I can live with the name SEID. Could have been worse. 😉
🙂 Thanks
Just FYI – NPR did a one hour show today on the IOM report. I was able to get my call and comment on the show. You can hear it at http://onpoint.wbur.org/2015/02/16/me-cfs-chronic-exhaustion-syndrome. It was called the New Science of Exhaustion.
These were the people they interviewed:
Dr. Ellen Wright Clayton, professor of pediatrics and professor of law at Vanderbilt University. Co-founder of the Center for Biomedical Ethics and Society at Vanderbilt.
Dr. Derek Enlander, director of the Mount Sinai ME / CFS Center, where he is also a clinical instructor at the Ichan School of Medicine.
Dr. Daniel Neides, medical director for the Wellness Institute at the Cleveland Clinic. (@drdanwellness)
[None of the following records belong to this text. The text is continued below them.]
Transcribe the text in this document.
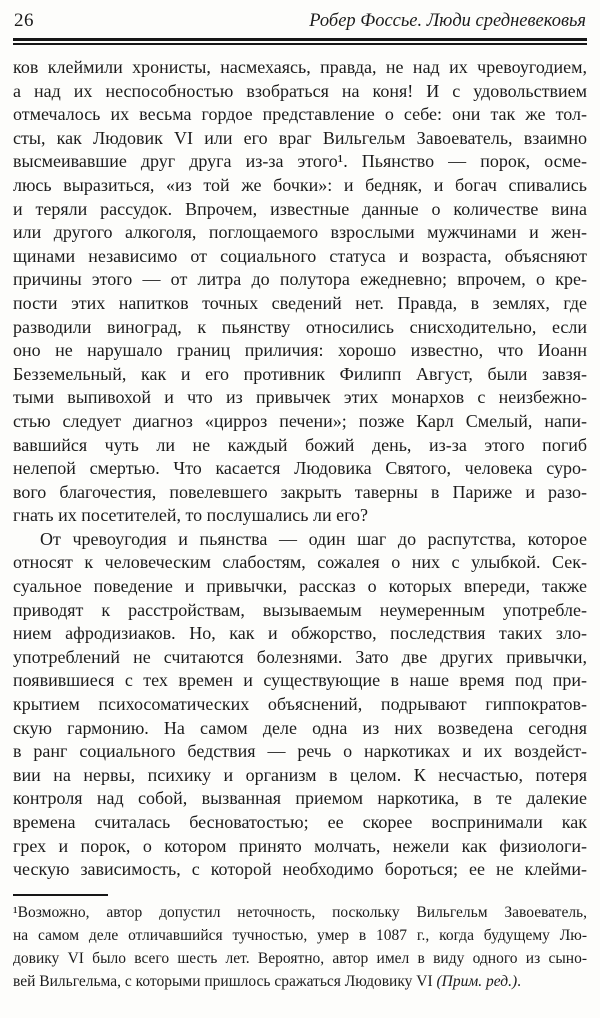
26	Робер Фоссье. Люди средневековья
ков клеймили хронисты, насмехаясь, правда, не над их чревоугодием,
а над их неспособностью взобраться на коня! И с удовольствием
отмечалось их весьма гордое представление о себе: они так же тол-
сты, как Людовик VI или его враг Вильгельм Завоеватель, взаимно
высмеивавшие друг друга из-за этого¹. Пьянство — порок, осме-
люсь выразиться, «из той же бочки»: и бедняк, и богач спивались
и теряли рассудок. Впрочем, известные данные о количестве вина
или другого алкоголя, поглощаемого взрослыми мужчинами и жен-
щинами независимо от социального статуса и возраста, объясняют
причины этого — от литра до полутора ежедневно; впрочем, о кре-
пости этих напитков точных сведений нет. Правда, в землях, где
разводили виноград, к пьянству относились снисходительно, если
оно не нарушало границ приличия: хорошо известно, что Иоанн
Безземельный, как и его противник Филипп Август, были завзя-
тыми выпивохой и что из привычек этих монархов с неизбежно-
стью следует диагноз «цирроз печени»; позже Карл Смелый, напи-
вавшийся чуть ли не каждый божий день, из-за этого погиб
нелепой смертью. Что касается Людовика Святого, человека суро-
вого благочестия, повелевшего закрыть таверны в Париже и разо-
гнать их посетителей, то послушались ли его?
От чревоугодия и пьянства — один шаг до распутства, которое
относят к человеческим слабостям, сожалея о них с улыбкой. Сек-
суальное поведение и привычки, рассказ о которых впереди, также
приводят к расстройствам, вызываемым неумеренным употребле-
нием афродизиаков. Но, как и обжорство, последствия таких зло-
употреблений не считаются болезнями. Зато две других привычки,
появившиеся с тех времен и существующие в наше время под при-
крытием психосоматических объяснений, подрывают гиппократов-
скую гармонию. На самом деле одна из них возведена сегодня
в ранг социального бедствия — речь о наркотиках и их воздейст-
вии на нервы, психику и организм в целом. К несчастью, потеря
контроля над собой, вызванная приемом наркотика, в те далекие
времена считалась бесноватостью; ее скорее воспринимали как
грех и порок, о котором принято молчать, нежели как физиологи-
ческую зависимость, с которой необходимо бороться; ее не клейми-
¹Возможно, автор допустил неточность, поскольку Вильгельм Завоеватель,
на самом деле отличавшийся тучностью, умер в 1087 г., когда будущему Лю-
довику VI было всего шесть лет. Вероятно, автор имел в виду одного из сыно-
вей Вильгельма, с которыми пришлось сражаться Людовику VI (Прим. ред.).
Jennifer Brea, director of “Canary in a Coal Mine” and a ME/ CFS patient. (@jenbrea)
Kira
My concern is that all of the symptoms for ME/CFS overlap with Lyme disease. In fact, many who have mistakenly been diagnosed with ME/CFS went on to discover they had Lyme disease and that Lyme infection was behind all their ME/CFS symptoms. This was my experience. I was ill for 6 years before I was diagnosed with ME/CFS in 2010, and then 3 more years went by before the correct Lyme tests were done. And unfortunately the longer it takes to get properly diagnosed with Lyme, the worse the prognosis for the patient. So this definitely needs to be addressed and Lyme disease must be ruled out first, especially as Lyme cases are on the rise. It will likely take more in depth testing for Lyme than just the Western Blot or Elisa test since these tests have a high percentage of false negatives. The CD-57 test, as discussed by Dr. Burrascano in his Advanced Topics in Lyme Disease, is much more reliable. So, when looking at the chart to help diagnose ME/CFS, the last box in the “yes” column should say to test for Lyme disease using the CD-57 test to rule this out as the cause of symptoms. Thank you, Cort, for keeping folks up-to-date. My heart goes out to all those suffering with these debilitating illnesses.